Monday, November 18, 2013

Kang Dabida/ Oral history 2nd draft/ Tue 34

The unluckiest guy


What are the odds that an average person would go through several accidents in a low? Not really high. But I know a person to whom all the terrible accidents happened in just two years. I met him in HUFS in 2012. Because we major in the same department, Media Communication, we used to hang out with other friends too. Before long, I found it out easily that he is a man with all the bad luck. I felt sorry to ask him if I can interview him about his accidents. But he texted me back "yes" without much hesitation.


It has been a quite a long time since I saw him. I welcomed him in the Apple Lounge in HUFS.

He is a positive and energetic man, I suddenly wondered why on earth bad things which might happen to a person once in his or her lifetime happened continuously to such a hardworking man. I asked him to tell me from the recent accident. He said with embarrassingly smiling, "Let me first exclude the happenings that occurred due to my clumsiness." Losing the cell phone or wallet was not a big deal. It happened to him so frequently that he's a bit of immune to it.


He started talking with a sigh. "I'm way too much unlucky to just call myself unlucky." His friends and he were drinking over the dinner two months ago. Suddenly, the girl next to him dropped the Soju glass by accident. As he reflexively turned his face to where the sound came from, some of the broken pieces of the glass got into his eyes. At first he thought pouring water into the eye would be enough. After few days later, he couldn't help the feeling of irritation that he went to see an eye doctor. The doctor said any sort of glass piece was found, luckily. However, the worst part was that instead of pieces of the glass, there was calculus or the stone in his eye; from a piece of the broken glass to the calculus. What an absurd happening! As a result, he had to spend almost one and half an hour, taking it from the eye with the syringe


The more serious one happened in April last year. I remember how much I was shocked to see him at that time. His face was black and blue all over, he limbed his leg. He was on his way back to home, riding a bicycle. It was around 1am. Suddenly a group of Chinese people came out from somewhere and threatened him for nothing. "I tried to get out of the situation again and again." said he with bitterness. The people must have been the racketeers. They were mad at the fact he did not surrender, and pushed him down. Then he fell down to a rock and chafed against the ground. "I blacked out, and when I opened my eyes, I was at home. There was blood everywhere in the blanket, not to mention my face. And I have no idea how I came back home." He said the more serious problem is some nerves in his cheekbone and the teeth did not recover.

Later he found out through the CCTV that was recently installed nearby his house. In the CCTV, he was carrying his bicycle to home at 5am. He said "My mentality forced me to move and go home even if I can't still remember."


Even before perfectly recovering himself from the terrible accident, he had gone through another one in September. Again, he was his way back home from Norangin. It wasn't that late. After the racketeering accident, he mentioned that he tried not to hang out late as the night. As he passed the crosswalk to take a taxi, several young people came up to him. "And I fainted. When I opened my eyes, I found myself lying on the ground. Everything was gone except for my cell phone."

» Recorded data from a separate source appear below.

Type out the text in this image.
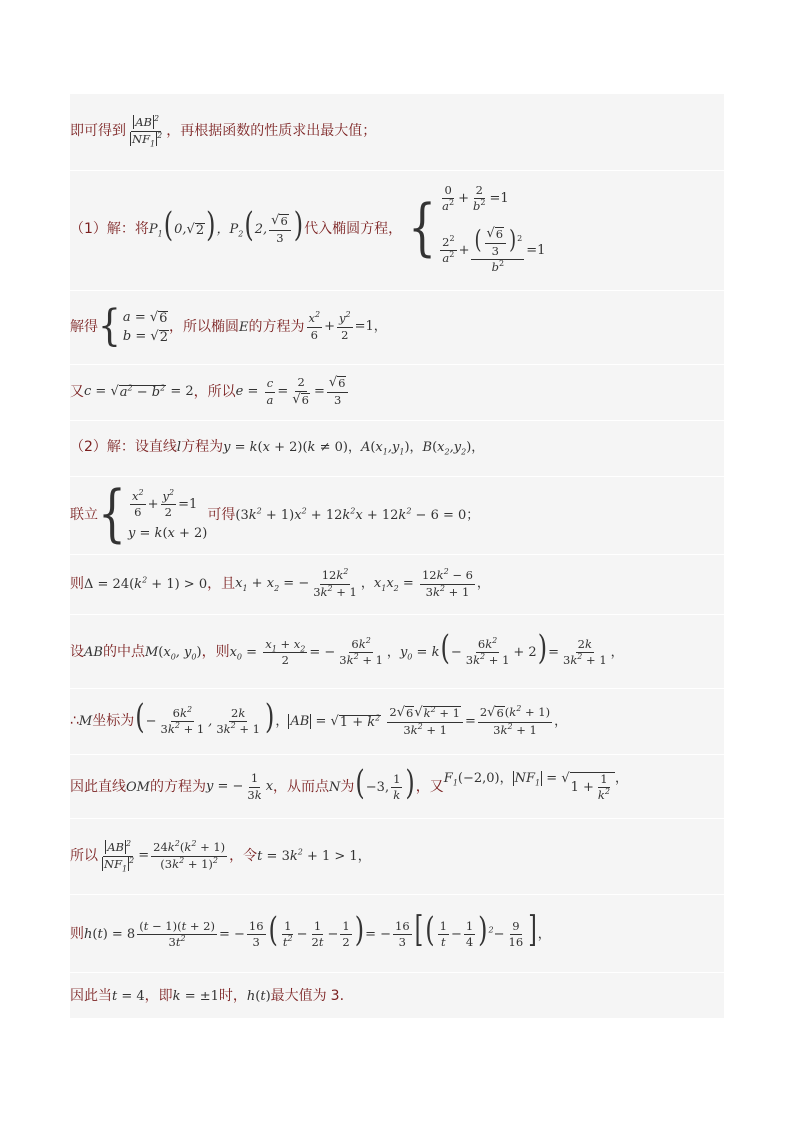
即可得到 $\frac{AB ^2}{NF_1^2}$ ，再根据函数的性质求出最大值；
（1）解：将 $P_1(0$, √ 2 )，$P_2(2$, $\frac{√ 6}{3}$ ) 代入椭圆方程， { $\frac{0}{a^2} + \frac{2}{b^2} =1$
$\frac{2^2}{a^2} + \frac{( \frac{√ 6}{3} )^2}{b^2} =1$
解得 { a = √ 6
b = √ 2
，所以椭圆 E 的方程为 $\frac{x^2}{6} + \frac{y^2}{2} =1$，
又 c = √ $a^2 - b^2 = 2$ ，所以 $e = \frac{c}{a} = \frac{2}{√ 6} = \frac{√ 6}{3}$
（2）解：设直线 l 方程为 y = k(x + 2)(k ≠ 0)，$A(x_1,y_1)$，$B(x_2,y_2)$，
联立 { $\frac{x^2}{6} + \frac{y^2}{2} =1$
y = k(x + 2)
可得 $(3k^2 + 1)x^2 + 12k^2x + 12k^2 - 6 = 0$；
则 $\Delta = 24(k^2 + 1) > 0$ ，且 $x_1 + x_2$ = − $\frac{12k^2}{3k^2 + 1}$ ，$x_1x_2 = \frac{12k^2 - 6}{3k^2 + 1}$ ，
设 AB 的中点 $M(x_0$, $y_0$) ，则 $x_0 = \frac{x_1 + x_2}{2}$ = − $\frac{6k^2}{3k^2 + 1}$ ，$y_0 = k(- \frac{6k^2}{3k^2 + 1} + 2)= \frac{2k}{3k^2 + 1}$ ，
∴ M 坐标为 (− $\frac{6k^2}{3k^2 + 1}$ , $\frac{2k}{3k^2 + 1}$ )， AB = √ $1 + k^2$
$\frac{2 √ 6 √ k^2 + 1}{3k^2 + 1} = \frac{2 √ 6 (k^2 + 1)}{3k^2 + 1}$ ，
因此直线 OM 的方程为 y = − $\frac{1}{3k}$ x ，从而点 N 为 (−3, $\frac{1}{k}$ ) ，又
$F_1(-2,0)$， $NF_1$ = √
$1 + \frac{1}{k^2}$ ，
所以 $\frac{AB ^2}{NF_1^2} = \frac{24k^2(k^2 + 1)}{(3k^2 + 1)^2}$ ，令 $t = 3k^2 + 1 > 1$，
则 $h(t) = 8 \frac{(t - 1)(t + 2)}{3t^2}$ = − $\frac{16}{3}$ ( $\frac{1}{t^2} - \frac{1}{2t} - \frac{1}{2}$ )= − $\frac{16}{3}$ [( $\frac{1}{t} - \frac{1}{4} )^2- \frac{9}{16}$ ]，
因此当 t = 4 ，即 k = ±1 时， h(t) 最大值为 3.
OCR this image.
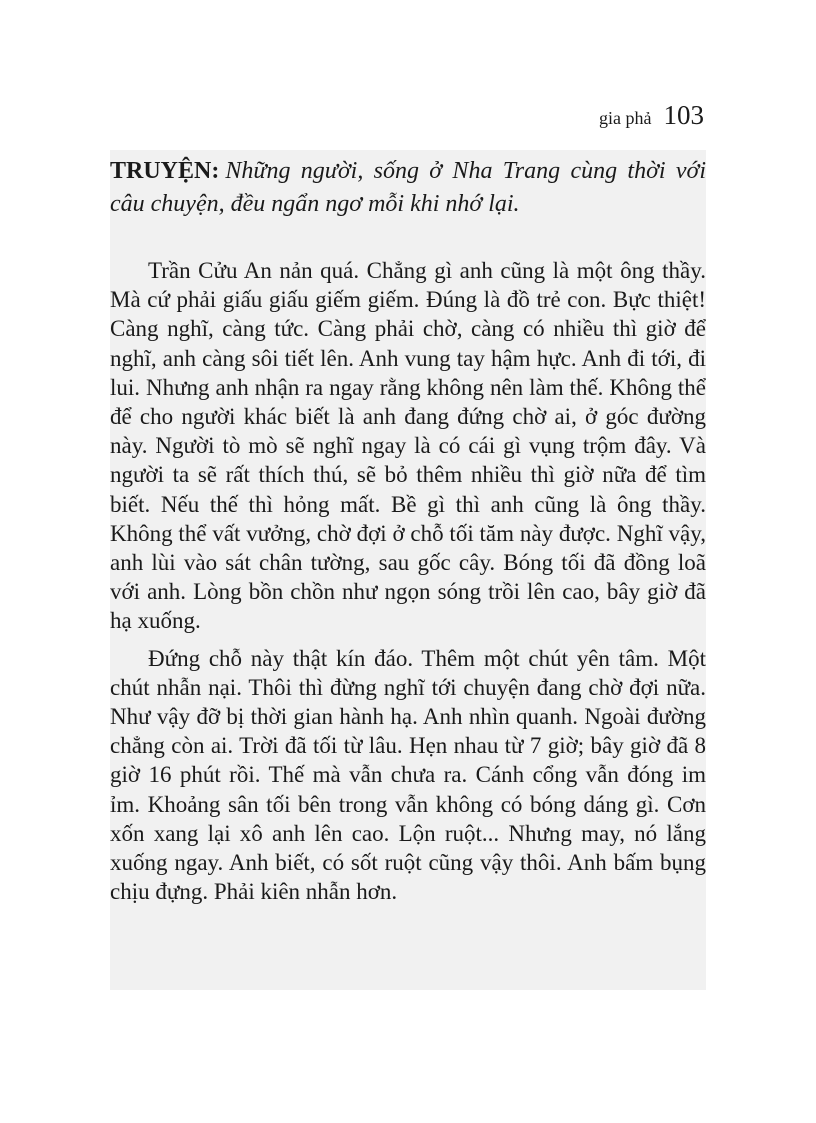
gia phả 103
TRUYỆN: Những người, sống ở Nha Trang cùng thời với câu chuyện, đều ngẩn ngơ mỗi khi nhớ lại.

Trần Cửu An nản quá. Chẳng gì anh cũng là một ông thầy. Mà cứ phải giấu giấu giếm giếm. Đúng là đồ trẻ con. Bực thiệt! Càng nghĩ, càng tức. Càng phải chờ, càng có nhiều thì giờ để nghĩ, anh càng sôi tiết lên. Anh vung tay hậm hực. Anh đi tới, đi lui. Nhưng anh nhận ra ngay rằng không nên làm thế. Không thể để cho người khác biết là anh đang đứng chờ ai, ở góc đường này. Người tò mò sẽ nghĩ ngay là có cái gì vụng trộm đây. Và người ta sẽ rất thích thú, sẽ bỏ thêm nhiều thì giờ nữa để tìm biết. Nếu thế thì hỏng mất. Bề gì thì anh cũng là ông thầy. Không thể vất vưởng, chờ đợi ở chỗ tối tăm này được. Nghĩ vậy, anh lùi vào sát chân tường, sau gốc cây. Bóng tối đã đồng loã với anh. Lòng bồn chồn như ngọn sóng trồi lên cao, bây giờ đã hạ xuống.

Đứng chỗ này thật kín đáo. Thêm một chút yên tâm. Một chút nhẫn nại. Thôi thì đừng nghĩ tới chuyện đang chờ đợi nữa. Như vậy đỡ bị thời gian hành hạ. Anh nhìn quanh. Ngoài đường chẳng còn ai. Trời đã tối từ lâu. Hẹn nhau từ 7 giờ; bây giờ đã 8 giờ 16 phút rồi. Thế mà vẫn chưa ra. Cánh cổng vẫn đóng im ỉm. Khoảng sân tối bên trong vẫn không có bóng dáng gì. Cơn xốn xang lại xô anh lên cao. Lộn ruột... Nhưng may, nó lắng xuống ngay. Anh biết, có sốt ruột cũng vậy thôi. Anh bấm bụng chịu đựng. Phải kiên nhẫn hơn.
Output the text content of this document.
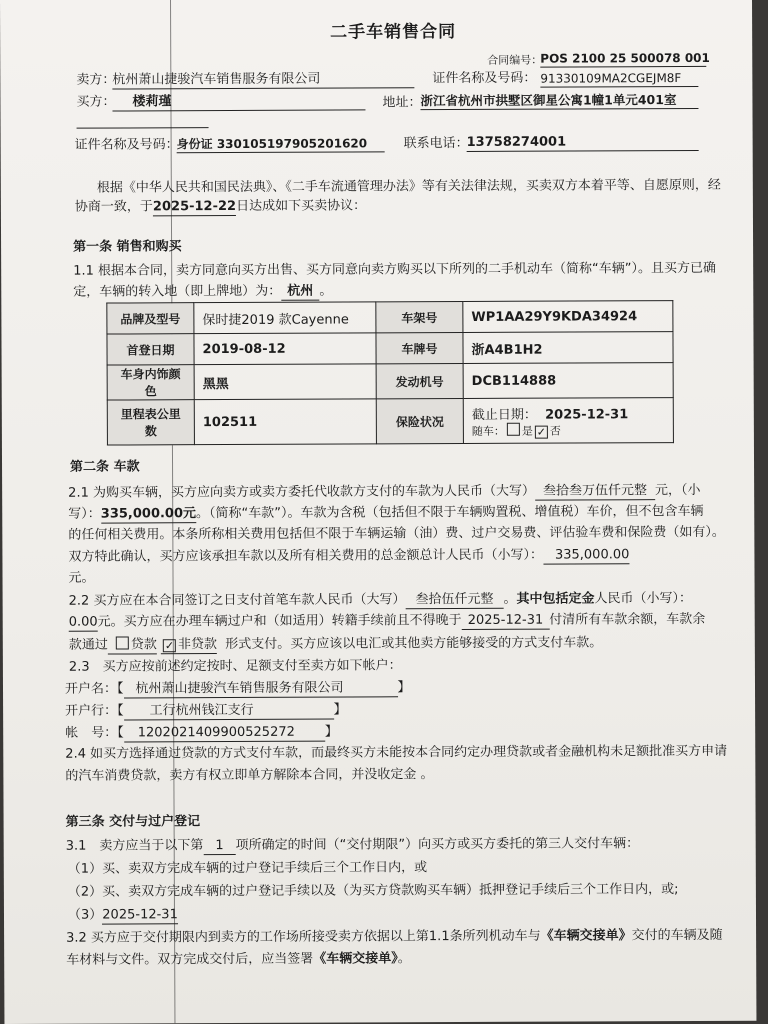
二手车销售合同
合同编号：
POS 2100 25 500078 001
卖方：
杭州萧山捷骏汽车销售服务有限公司	证件名称及号码： 91330109MA2CGEJM8F
买方：	楼莉瑾	地址：
浙江省杭州市拱墅区御星公寓1幢1单元401室
证件名称及号码：
身份证 330105197905201620	联系电话：
13758274001
根据《中华人民共和国民法典》、《二手车流通管理办法》等有关法律法规，买卖双方本着平等、自愿原则，经
协商一致，于2025-12-22日达成如下买卖协议：
第一条 销售和购买
1.1 根据本合同，卖方同意向买方出售、买方同意向卖方购买以下所列的二手机动车（简称“车辆”）。且买方已确
定，车辆的转入地（即上牌地）为： 杭州 。
品牌及型号	保时捷2019 款Cayenne	车架号	WP1AA29Y9KDA34924
首登日期	2019-08-12	车牌号	浙A4B1H2
车身内饰颜色	黑黑	发动机号	DCB114888
里程表公里数	102511	保险状况	截止日期： 2025-12-31
随车： 是 ✓ 否
第二条 车款
2.1 为购买车辆，买方应向卖方或卖方委托代收款方支付的车款为人民币（大写） 叁拾叁万伍仟元整 元，（小
写）：335,000.00元。（简称“车款”）。车款为含税（包括但不限于车辆购置税、增值税）车价，但不包含车辆
的任何相关费用。本条所称相关费用包括但不限于车辆运输（油）费、过户交易费、评估验车费和保险费（如有）。
双方特此确认，买方应该承担车款以及所有相关费用的总金额总计人民币（小写）： 335,000.00
元。
2.2 买方应在本合同签订之日支付首笔车款人民币（大写） 叁拾伍仟元整 。其中包括定金人民币（小写）：
0.00元。买方应在办理车辆过户和（如适用）转籍手续前且不得晚于 2025-12-31 付清所有车款余额，车款余
款通过 贷款 ✓ 非贷款 形式支付。买方应该以电汇或其他卖方能够接受的方式支付车款。
2.3　买方应按前述约定按时、足额支付至卖方如下帐户：
开户名：【 杭州萧山捷骏汽车销售服务有限公司	】
开户行：【 工行杭州钱江支行	】
帐　号：【 1202021409900525272 】
2.4 如买方选择通过贷款的方式支付车款，而最终买方未能按本合同约定办理贷款或者金融机构未足额批准买方申请
的汽车消费贷款，卖方有权立即单方解除本合同，并没收定金 。
第三条 交付与过户登记
3.1　卖方应当于以下第 1 项所确定的时间（“交付期限”）向买方或买方委托的第三人交付车辆：
（1）买、卖双方完成车辆的过户登记手续后三个工作日内，或
（2）买、卖双方完成车辆的过户登记手续以及（为买方贷款购买车辆）抵押登记手续后三个工作日内，或;
（3）2025-12-31
3.2 买方应于交付期限内到卖方的工作场所接受卖方依据以上第1.1条所列机动车与《车辆交接单》交付的车辆及随
车材料与文件。双方完成交付后，应当签署《车辆交接单》。
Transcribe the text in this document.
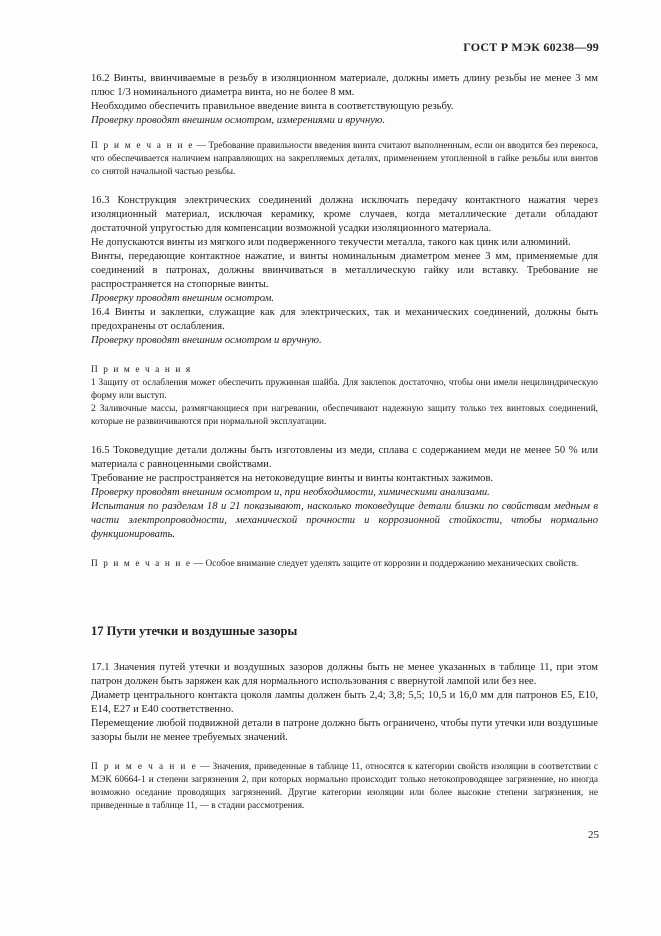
ГОСТ Р МЭК 60238—99

16.2 Винты, ввинчиваемые в резьбу в изоляционном материале, должны иметь длину резьбы не менее 3 мм плюс 1/3 номинального диаметра винта, но не более 8 мм.

Необходимо обеспечить правильное введение винта в соответствующую резьбу.

Проверку проводят внешним осмотром, измерениями и вручную.

П р и м е ч а н и е — Требование правильности введения винта считают выполненным, если он вводится без перекоса, что обеспечивается наличием направляющих на закрепляемых деталях, применением утопленной в гайке резьбы или винтов со снятой начальной частью резьбы.

16.3 Конструкция электрических соединений должна исключать передачу контактного нажатия через изоляционный материал, исключая керамику, кроме случаев, когда металлические детали обладают достаточной упругостью для компенсации возможной усадки изоляционного материала.

Не допускаются винты из мягкого или подверженного текучести металла, такого как цинк или алюминий.

Винты, передающие контактное нажатие, и винты номинальным диаметром менее 3 мм, применяемые для соединений в патронах, должны ввинчиваться в металлическую гайку или вставку. Требование не распространяется на стопорные винты.

Проверку проводят внешним осмотром.

16.4 Винты и заклепки, служащие как для электрических, так и механических соединений, должны быть предохранены от ослабления.

Проверку проводят внешним осмотром и вручную.

П р и м е ч а н и я

1 Защиту от ослабления может обеспечить пружинная шайба. Для заклепок достаточно, чтобы они имели нецилиндрическую форму или выступ.

2 Заливочные массы, размягчающиеся при нагревании, обеспечивают надежную защиту только тех винтовых соединений, которые не развинчиваются при нормальной эксплуатации.

16.5 Токоведущие детали должны быть изготовлены из меди, сплава с содержанием меди не менее 50 % или материала с равноценными свойствами.

Требование не распространяется на нетоковедущие винты и винты контактных зажимов.

Проверку проводят внешним осмотром и, при необходимости, химическими анализами.

Испытания по разделам 18 и 21 показывают, насколько токоведущие детали близки по свойствам медным в части электропроводности, механической прочности и коррозионной стойкости, чтобы нормально функционировать.

П р и м е ч а н и е — Особое внимание следует уделять защите от коррозии и поддержанию механических свойств.

17 Пути утечки и воздушные зазоры

17.1 Значения путей утечки и воздушных зазоров должны быть не менее указанных в таблице 11, при этом патрон должен быть заряжен как для нормального использования с ввернутой лампой или без нее.

Диаметр центрального контакта цоколя лампы должен быть 2,4; 3,8; 5,5; 10,5 и 16,0 мм для патронов E5, E10, E14, E27 и E40 соответственно.

Перемещение любой подвижной детали в патроне должно быть ограничено, чтобы пути утечки или воздушные зазоры были не менее требуемых значений.

П р и м е ч а н и е — Значения, приведенные в таблице 11, относятся к категории свойств изоляции в соответствии с МЭК 60664-1 и степени загрязнения 2, при которых нормально происходит только нетокопроводящее загрязнение, но иногда возможно оседание проводящих загрязнений. Другие категории изоляции или более высокие степени загрязнения, не приведенные в таблице 11, — в стадии рассмотрения.

25
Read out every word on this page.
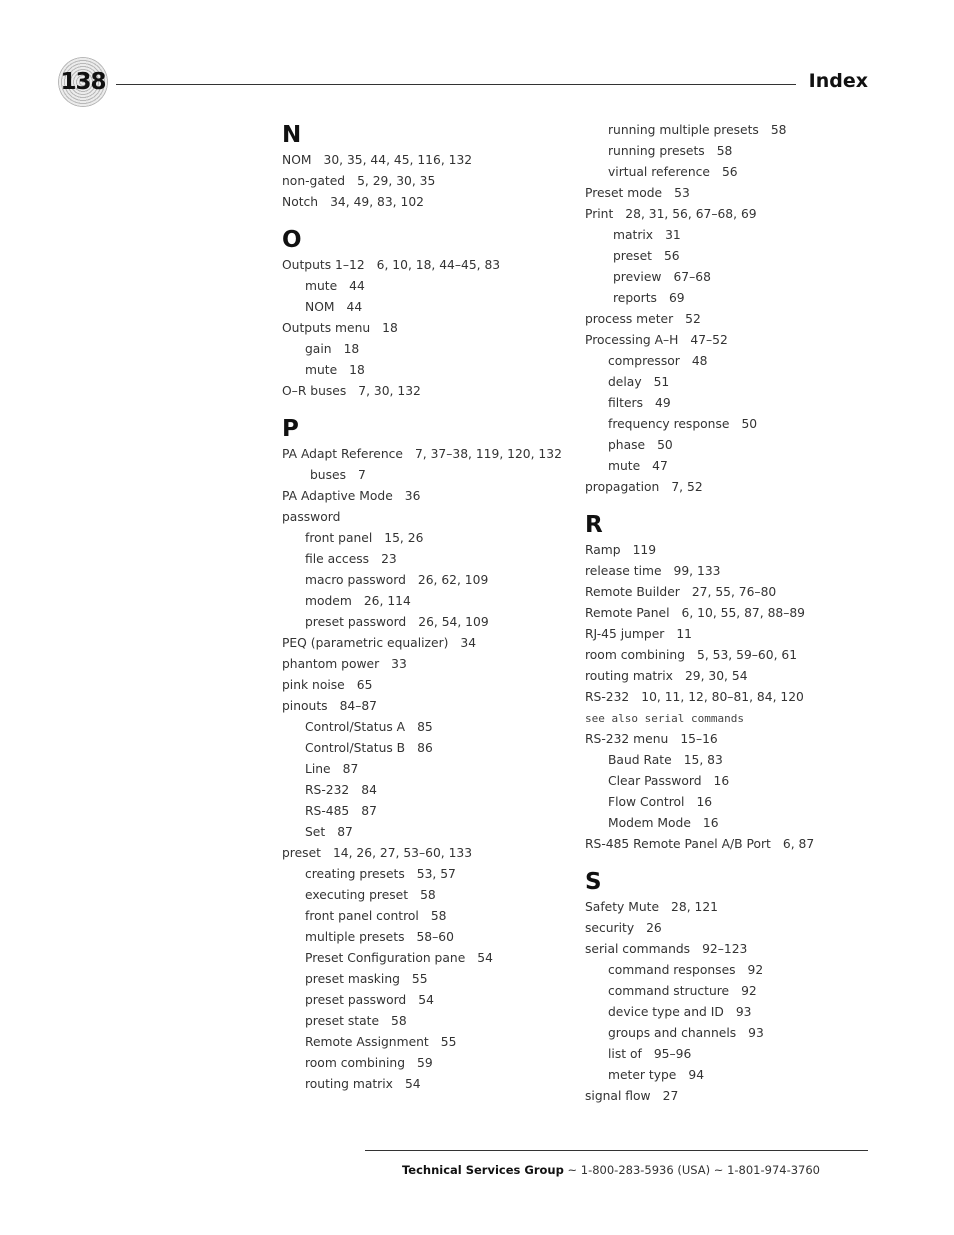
138	Index
N
NOM 30, 35, 44, 45, 116, 132
non-gated 5, 29, 30, 35
Notch 34, 49, 83, 102
O
Outputs 1–12 6, 10, 18, 44–45, 83
mute 44
NOM 44
Outputs menu 18
gain 18
mute 18
O–R buses 7, 30, 132
P
PA Adapt Reference 7, 37–38, 119, 120, 132
buses 7
PA Adaptive Mode 36
password
front panel 15, 26
file access 23
macro password 26, 62, 109
modem 26, 114
preset password 26, 54, 109
PEQ (parametric equalizer) 34
phantom power 33
pink noise 65
pinouts 84–87
Control/Status A 85
Control/Status B 86
Line 87
RS-232 84
RS-485 87
Set 87
preset 14, 26, 27, 53–60, 133
creating presets 53, 57
executing preset 58
front panel control 58
multiple presets 58–60
Preset Configuration pane 54
preset masking 55
preset password 54
preset state 58
Remote Assignment 55
room combining 59
routing matrix 54
running multiple presets 58
running presets 58
virtual reference 56
Preset mode 53
Print 28, 31, 56, 67–68, 69
matrix 31
preset 56
preview 67–68
reports 69
process meter 52
Processing A–H 47–52
compressor 48
delay 51
filters 49
frequency response 50
phase 50
mute 47
propagation 7, 52
R
Ramp 119
release time 99, 133
Remote Builder 27, 55, 76–80
Remote Panel 6, 10, 55, 87, 88–89
RJ-45 jumper 11
room combining 5, 53, 59–60, 61
routing matrix 29, 30, 54
RS-232 10, 11, 12, 80–81, 84, 120
see also serial commands
RS-232 menu 15–16
Baud Rate 15, 83
Clear Password 16
Flow Control 16
Modem Mode 16
RS-485 Remote Panel A/B Port 6, 87
S
Safety Mute 28, 121
security 26
serial commands 92–123
command responses 92
command structure 92
device type and ID 93
groups and channels 93
list of 95–96
meter type 94
signal flow 27
Technical Services Group ~ 1-800-283-5936 (USA) ~ 1-801-974-3760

"If I were in your situation, I would be mentally so shocked that I'd stop schooling and take a rest." I said anxiously. "How were you able to put up with all of the horrible situations back then?" I asked. "I didn't. Or I couldn't. What was scariest was that I began to think like 'This accident happened to me, because it is me. I myself is the bad luck.'" He spoke with aplomb as if he was referring to someone else's story. I did not know at all he was having that much serious accident or that much pain. To comfort him, I said "just forget about it. It could have been a lot worse".